# solving of equations by the Euler method in Prolog

I wrote this mini pseudo code that solves the equation using the Euler method:

``````    // y'= x^2 - 5y
int n = 10; // count of steps
double h = 0.5; // step
double x = 0;
double y = 1;

for (int i = 0; i < n; i++) {
y += h * (x * x - 5 * y);
x += h;
}
write << y; //result
``````

Now I am trying to write this in Prolog language

``````loop2(N,H,X,Y) :-
N > 0,
write(Y), nl,
Y is Y + H * (X * X - 5 * Y),
X is X + H,
S is N - 1,
loop2(S, H, X, Y).

``````

Here I solved the example on a piece of paper and should get 62.5

But in Prolog my Output =

``````?- loop2(10, 0.5, 0, 1).
1
false.
``````

### >Solution :

`X is X + H` becomes `0 is 0 + 0.5` and it is not, so case closed as far as Prolog is concerned, it has found your logical code is `false`, and reports that to you. You did tell it to `writeln(Y)` before that, so you still see `1` while it was trying.

You need to use new variable names for the results of calculations like you have used `S is N - 1`, e.g. `Xnext is X + H`.

The way you have shaped the countdown, `S` will eventually become `0` and then `N > 0` will be false and the whole thing will fail then.

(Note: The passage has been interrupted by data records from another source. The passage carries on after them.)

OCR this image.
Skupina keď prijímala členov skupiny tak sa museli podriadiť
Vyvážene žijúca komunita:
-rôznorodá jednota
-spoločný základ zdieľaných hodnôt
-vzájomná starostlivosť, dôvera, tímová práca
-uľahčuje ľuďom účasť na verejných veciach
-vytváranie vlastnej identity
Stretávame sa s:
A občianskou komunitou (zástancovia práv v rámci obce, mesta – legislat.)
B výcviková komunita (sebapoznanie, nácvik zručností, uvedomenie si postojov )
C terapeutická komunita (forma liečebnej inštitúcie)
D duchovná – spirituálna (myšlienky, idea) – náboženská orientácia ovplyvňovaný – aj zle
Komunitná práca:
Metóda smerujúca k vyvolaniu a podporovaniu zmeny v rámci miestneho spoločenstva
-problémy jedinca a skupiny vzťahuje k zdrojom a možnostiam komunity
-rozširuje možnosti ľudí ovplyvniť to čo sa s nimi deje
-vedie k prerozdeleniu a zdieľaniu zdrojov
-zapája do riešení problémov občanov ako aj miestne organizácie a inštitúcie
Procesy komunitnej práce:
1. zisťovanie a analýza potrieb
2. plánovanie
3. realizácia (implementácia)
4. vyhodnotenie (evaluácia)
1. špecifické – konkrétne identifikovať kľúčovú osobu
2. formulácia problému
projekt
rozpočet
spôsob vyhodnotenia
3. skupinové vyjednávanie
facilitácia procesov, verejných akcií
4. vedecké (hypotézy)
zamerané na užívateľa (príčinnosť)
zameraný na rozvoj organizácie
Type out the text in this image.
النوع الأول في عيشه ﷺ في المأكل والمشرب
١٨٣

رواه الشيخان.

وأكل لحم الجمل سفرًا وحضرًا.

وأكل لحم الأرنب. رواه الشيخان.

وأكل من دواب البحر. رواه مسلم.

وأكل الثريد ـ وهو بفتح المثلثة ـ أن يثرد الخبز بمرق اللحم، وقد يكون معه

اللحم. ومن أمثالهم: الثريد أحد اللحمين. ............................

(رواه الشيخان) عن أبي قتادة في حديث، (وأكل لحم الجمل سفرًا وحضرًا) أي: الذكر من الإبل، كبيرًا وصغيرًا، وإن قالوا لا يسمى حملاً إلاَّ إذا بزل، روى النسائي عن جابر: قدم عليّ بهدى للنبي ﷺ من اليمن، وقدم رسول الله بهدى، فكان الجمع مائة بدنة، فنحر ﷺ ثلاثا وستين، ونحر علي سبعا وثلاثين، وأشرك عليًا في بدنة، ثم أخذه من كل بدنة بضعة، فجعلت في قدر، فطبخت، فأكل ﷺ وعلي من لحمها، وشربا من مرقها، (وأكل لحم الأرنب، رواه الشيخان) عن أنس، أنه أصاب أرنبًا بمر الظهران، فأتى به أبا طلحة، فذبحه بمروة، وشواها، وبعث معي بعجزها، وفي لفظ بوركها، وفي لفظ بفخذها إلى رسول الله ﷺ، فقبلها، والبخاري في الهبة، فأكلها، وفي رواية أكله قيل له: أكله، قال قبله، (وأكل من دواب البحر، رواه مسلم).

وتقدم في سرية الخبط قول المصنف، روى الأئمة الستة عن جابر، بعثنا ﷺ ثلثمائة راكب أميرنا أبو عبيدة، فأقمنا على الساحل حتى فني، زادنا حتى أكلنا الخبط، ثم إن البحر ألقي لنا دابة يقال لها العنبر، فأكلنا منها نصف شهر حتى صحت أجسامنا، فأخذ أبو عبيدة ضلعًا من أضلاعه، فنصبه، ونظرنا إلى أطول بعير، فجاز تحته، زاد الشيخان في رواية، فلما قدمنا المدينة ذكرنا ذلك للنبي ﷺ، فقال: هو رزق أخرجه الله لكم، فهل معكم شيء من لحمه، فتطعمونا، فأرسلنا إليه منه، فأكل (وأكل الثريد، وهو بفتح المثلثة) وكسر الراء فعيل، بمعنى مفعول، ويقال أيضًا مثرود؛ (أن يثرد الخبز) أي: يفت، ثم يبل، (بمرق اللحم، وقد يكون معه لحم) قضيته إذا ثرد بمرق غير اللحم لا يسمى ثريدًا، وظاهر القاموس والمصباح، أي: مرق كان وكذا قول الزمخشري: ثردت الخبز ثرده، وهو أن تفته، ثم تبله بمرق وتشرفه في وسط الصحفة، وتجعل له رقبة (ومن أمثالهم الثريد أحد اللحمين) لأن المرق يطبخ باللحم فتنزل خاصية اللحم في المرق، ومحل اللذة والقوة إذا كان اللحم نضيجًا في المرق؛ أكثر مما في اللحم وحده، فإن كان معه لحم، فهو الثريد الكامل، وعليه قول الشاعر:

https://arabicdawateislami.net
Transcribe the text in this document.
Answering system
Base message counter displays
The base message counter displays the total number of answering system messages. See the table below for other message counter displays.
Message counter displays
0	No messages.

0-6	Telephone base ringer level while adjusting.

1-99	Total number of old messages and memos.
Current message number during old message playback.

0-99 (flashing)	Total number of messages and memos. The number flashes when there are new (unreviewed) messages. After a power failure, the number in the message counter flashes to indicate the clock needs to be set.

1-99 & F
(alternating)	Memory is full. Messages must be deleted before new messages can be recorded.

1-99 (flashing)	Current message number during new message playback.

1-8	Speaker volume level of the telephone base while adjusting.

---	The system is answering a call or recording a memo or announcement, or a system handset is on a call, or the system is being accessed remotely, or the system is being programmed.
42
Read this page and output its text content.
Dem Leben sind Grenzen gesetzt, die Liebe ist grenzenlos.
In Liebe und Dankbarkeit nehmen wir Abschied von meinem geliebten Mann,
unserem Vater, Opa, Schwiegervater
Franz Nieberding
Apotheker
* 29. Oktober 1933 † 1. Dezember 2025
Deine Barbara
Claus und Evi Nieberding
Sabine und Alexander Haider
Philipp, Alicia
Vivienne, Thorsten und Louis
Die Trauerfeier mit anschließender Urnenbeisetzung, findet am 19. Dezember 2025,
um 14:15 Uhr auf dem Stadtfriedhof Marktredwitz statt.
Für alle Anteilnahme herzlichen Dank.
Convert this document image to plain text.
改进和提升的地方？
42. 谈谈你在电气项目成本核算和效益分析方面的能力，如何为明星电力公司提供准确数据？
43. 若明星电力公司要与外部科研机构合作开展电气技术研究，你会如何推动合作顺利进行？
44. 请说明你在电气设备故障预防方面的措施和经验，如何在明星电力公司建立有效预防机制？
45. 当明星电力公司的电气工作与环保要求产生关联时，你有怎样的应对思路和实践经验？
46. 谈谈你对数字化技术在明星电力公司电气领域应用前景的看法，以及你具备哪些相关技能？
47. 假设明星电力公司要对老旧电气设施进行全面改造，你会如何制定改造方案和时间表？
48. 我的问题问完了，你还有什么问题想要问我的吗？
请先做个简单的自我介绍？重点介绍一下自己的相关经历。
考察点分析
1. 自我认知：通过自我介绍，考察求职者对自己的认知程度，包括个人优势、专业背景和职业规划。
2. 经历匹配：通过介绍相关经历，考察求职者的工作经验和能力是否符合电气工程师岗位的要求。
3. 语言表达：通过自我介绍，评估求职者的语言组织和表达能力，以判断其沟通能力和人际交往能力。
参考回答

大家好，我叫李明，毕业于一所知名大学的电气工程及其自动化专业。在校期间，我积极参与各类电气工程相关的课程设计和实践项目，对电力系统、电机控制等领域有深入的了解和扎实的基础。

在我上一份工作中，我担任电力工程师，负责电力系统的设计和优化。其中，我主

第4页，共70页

You can probably get away with using this to `write` the values before it eventually fails, but a more normal way to end recursion is to have

``````loop2(0,_,_,_).
loop2(N,H,X,Y) :-
...
``````

which says that when the call to `loop2` happens, the top one is found first, if the first position is 0, then it succeeds. That ends the recursion and the whole thing succeeds.